By Helen Bohorquez
Originally published in the Brooklyn News Service.
In a small ceremony on Tuesday, board members and beneficiaries celebrated structural improvements to the 6,000 square foot area that included a dining hall, reception area, offices and classrooms, thanks to a $275,000 grant from the Robin Hood Foundation.
“When a space looks dingy and unwelcoming it makes a statement despite everything we try to tell people,” said Joanne Page, President and CEO of the Fortune Society. “[But] when it is bright and beautiful, it says you matter…and it supports the hard change that people here are trying to do.”
The Queens location provides family, health and employment services, as well as education programs, substance abuse treatments and housing to more than 400 people a day. These reentry programs help persons with criminal records have a successful transition to their community after release.
“Even with their prison time, people can say, ‘this is me, I’m a new person and this is what I got and what I have to offer,” said Kwanda Baker, who has a conviction for fraud and who thanks to a two-week employment preparation program at Fortune Society, now works as customer service representative at Whole Foods.

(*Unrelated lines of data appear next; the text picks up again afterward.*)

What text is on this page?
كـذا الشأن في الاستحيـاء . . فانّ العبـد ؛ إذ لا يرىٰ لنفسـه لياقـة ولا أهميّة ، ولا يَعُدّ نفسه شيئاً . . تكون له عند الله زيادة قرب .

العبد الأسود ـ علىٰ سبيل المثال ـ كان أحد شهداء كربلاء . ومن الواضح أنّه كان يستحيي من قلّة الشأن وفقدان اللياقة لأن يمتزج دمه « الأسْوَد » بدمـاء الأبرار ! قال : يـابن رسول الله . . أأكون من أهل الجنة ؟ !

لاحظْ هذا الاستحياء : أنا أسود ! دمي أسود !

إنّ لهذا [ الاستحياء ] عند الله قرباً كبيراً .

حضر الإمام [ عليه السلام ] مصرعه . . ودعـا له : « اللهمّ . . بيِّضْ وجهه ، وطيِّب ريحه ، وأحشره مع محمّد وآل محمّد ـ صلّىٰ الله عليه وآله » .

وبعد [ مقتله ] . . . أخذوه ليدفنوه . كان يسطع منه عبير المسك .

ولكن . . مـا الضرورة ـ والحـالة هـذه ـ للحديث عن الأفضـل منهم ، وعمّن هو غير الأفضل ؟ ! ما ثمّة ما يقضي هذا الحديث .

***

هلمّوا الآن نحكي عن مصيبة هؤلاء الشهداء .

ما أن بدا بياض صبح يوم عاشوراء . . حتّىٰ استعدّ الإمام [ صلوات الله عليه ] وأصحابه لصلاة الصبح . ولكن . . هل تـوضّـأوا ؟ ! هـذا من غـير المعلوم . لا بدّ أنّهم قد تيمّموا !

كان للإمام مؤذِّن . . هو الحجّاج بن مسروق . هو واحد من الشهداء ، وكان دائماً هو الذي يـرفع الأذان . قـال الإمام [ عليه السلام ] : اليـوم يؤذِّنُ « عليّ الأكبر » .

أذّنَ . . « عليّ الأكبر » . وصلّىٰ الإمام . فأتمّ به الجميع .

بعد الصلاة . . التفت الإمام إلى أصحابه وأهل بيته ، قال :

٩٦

This sense of belonging and acceptance has also pushed many Fortune Society clients to become staff members. According to its website, more than 70 percent of its professional staff are formerly incarcerated, homeless or have substance abuse history.
“I’m more than grateful because I grew up at Fortune” said Barry Campbell, who served a two-and-a-half-year sentence for robbery and its now the Special Assistant to CEO for the organization. “This was a place where I could let my guard down and be me, and learn new things and grow.”
Campbell also said that the makeover of the building, which included new carpet and flooring installations, as well as new workstations and furniture, also helps to reflect the organization’s mission.
“Many formerly incarcerated individuals, whenever they walk into a social services agency, they are not treated with much love and respect,” he said. “Here, we tend to look at the human side of an individual. It’s just treating people the way you would like to be treated, because even though they are formerly incarcerated, they deserve a second chance.”